# Sturmey Archer 2 spd Internal



## NEPMTBA (Apr 7, 2007)

Anyone tried it?

I'm thinking of it on my Singlespeed/SA 2 spd without brake!

:thumbsup:


----------



## Mike_eb (Jan 15, 2011)

I am assuming you mean the new version, I have a 60's original which I was running on my Kona Paddy Wagon. The original is good, the direct drive gear is fine but the lower gear, loses a bit of power. I believe the new one has the direct drive as the lower gear so the higher one would lose a little power. Really like the hub, I should fix the broken spoke on the wheel and build the Kona back up.


----------



## dire wolf (Dec 2, 2009)

*new version*

I'm also very interested in this hub. Anyone else have more feedback?


----------



## john_dalhart (Nov 6, 2009)

SRAM's 2-speed hub, the Automatix, is out now, too.


----------



## webb-o (Nov 16, 2011)

NEPMTBA, Did you ever end up getting this hub? I am considering converting my SS to a 2spd kickshift if this hub is trailworthy. SA says its for pavement use only, but it seems like most all IGH makers say this about their hubs and plenty of folks are running IGHs on their trail bikes. I need a simple option for a trail gear and a road gear, and this seems to be the cheapest way to go.


----------



## NEPMTBA (Apr 7, 2007)

Look what Brown delivered today...

... webb-o your a mind reader!... LOL

Hope to get it built this weekend or early next week. Gotta figure spokes and gett'er on the bike! I did order an optional sprocket don't know that's just how I am!


----------



## webb-o (Nov 16, 2011)

Awesome...please post a review after you have a chance to put some trail time on it.

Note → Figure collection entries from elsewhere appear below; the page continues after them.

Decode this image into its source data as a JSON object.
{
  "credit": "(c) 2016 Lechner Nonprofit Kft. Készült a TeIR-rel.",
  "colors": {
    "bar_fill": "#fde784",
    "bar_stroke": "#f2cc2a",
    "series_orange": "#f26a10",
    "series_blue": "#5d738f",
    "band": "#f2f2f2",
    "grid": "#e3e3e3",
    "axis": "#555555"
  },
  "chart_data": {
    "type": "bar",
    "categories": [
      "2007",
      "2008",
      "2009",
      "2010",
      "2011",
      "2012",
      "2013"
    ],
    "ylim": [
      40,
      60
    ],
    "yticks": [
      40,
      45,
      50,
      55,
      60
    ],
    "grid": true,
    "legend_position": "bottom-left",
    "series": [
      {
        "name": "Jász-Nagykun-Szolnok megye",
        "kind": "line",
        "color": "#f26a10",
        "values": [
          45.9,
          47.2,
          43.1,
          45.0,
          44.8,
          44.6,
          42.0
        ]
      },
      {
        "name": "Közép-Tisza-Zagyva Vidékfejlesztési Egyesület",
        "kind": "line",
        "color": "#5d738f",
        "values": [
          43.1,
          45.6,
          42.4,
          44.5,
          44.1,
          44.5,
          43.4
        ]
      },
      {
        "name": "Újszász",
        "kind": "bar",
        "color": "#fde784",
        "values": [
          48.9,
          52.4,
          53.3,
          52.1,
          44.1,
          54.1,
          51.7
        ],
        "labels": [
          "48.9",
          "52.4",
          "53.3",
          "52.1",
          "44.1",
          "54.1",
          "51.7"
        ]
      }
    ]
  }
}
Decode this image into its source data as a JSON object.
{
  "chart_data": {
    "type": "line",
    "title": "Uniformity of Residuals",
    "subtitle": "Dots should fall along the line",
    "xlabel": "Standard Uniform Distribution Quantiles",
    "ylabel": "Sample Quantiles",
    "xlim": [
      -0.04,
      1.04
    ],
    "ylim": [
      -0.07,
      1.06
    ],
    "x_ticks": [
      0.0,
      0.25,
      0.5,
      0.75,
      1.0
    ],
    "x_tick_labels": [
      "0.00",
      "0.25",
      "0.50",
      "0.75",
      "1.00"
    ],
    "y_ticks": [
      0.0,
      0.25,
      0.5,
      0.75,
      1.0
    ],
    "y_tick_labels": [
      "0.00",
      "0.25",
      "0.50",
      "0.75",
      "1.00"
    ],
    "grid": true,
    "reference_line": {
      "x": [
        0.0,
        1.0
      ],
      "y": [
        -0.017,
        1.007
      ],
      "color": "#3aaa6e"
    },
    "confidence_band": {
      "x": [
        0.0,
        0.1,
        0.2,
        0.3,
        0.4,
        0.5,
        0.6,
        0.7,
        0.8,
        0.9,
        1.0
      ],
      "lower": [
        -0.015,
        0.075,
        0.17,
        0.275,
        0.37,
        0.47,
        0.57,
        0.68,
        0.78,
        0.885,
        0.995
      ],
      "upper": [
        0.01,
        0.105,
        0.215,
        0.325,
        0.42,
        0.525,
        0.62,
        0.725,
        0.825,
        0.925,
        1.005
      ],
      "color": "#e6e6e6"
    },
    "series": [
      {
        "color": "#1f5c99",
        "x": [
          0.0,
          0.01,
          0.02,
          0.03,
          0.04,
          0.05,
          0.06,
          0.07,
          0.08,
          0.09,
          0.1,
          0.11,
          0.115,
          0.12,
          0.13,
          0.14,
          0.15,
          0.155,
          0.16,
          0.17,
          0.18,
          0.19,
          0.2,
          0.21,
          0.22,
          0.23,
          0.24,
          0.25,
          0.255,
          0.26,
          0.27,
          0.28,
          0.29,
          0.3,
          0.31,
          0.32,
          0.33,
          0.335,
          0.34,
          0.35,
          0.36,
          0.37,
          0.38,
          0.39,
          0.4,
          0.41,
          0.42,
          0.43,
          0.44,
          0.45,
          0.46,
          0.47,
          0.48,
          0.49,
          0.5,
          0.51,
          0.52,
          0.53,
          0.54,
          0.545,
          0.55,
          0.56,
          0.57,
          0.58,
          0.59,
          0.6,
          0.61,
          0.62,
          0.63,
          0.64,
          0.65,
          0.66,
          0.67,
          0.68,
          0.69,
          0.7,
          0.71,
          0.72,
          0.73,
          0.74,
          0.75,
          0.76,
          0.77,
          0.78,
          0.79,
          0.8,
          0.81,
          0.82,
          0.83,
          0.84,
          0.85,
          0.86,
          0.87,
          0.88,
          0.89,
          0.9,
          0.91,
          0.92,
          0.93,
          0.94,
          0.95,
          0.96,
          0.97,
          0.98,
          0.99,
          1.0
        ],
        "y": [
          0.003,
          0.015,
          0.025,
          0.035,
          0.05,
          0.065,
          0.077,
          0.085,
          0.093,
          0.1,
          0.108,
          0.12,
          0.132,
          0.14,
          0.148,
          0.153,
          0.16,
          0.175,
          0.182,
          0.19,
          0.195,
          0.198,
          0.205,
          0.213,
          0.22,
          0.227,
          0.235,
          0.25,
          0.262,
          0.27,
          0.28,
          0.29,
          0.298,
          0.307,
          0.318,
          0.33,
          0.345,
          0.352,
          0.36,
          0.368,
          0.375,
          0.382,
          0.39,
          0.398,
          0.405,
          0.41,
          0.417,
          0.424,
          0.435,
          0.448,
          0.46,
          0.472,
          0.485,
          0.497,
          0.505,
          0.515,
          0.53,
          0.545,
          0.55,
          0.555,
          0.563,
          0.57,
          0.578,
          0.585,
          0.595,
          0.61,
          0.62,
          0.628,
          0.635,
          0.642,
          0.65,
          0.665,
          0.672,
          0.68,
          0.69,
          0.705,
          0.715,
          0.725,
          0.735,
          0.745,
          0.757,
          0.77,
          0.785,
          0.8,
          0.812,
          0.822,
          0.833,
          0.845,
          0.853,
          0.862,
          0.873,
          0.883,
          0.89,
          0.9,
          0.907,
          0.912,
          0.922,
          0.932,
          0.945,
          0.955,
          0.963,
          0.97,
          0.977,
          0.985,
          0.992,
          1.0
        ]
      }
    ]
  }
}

FYI, found this review of the S2 on bikeforums.net:
"_Well, maybe I'm the first ever...or not. Anyways, I built up a Sturmey Archer S2 with a Rhynolite Rim...took the old DeKerf singlespeed to Moab for the holiday season. First day, Klondike Bluff trail...awesome, the hub performed awesome, running a 20T cog on it. Second day, Slick Rock trail....half the trail awesome, until on a steep climb, cranking hard...GONE...the 3 spline 20T cog, just blew the 3 splines off. I'm not a 200lb'er...almost though, 185. Anyways, just thought I'd let you know...you can put a Sturmey Archer S2 120mm spacing hub into a 135mm spaced rear end. The extra gear...awesome. Remember, if you have a 20T cog, that is the easiest it gets. When kicked back, it only gets harder. If you ride a 15 and you want something easier, get a 19 and when you kick back it will be like having a 15._"

I would also be interested to know if anyone makes a disc rotor adapter that will fit this hub....


----------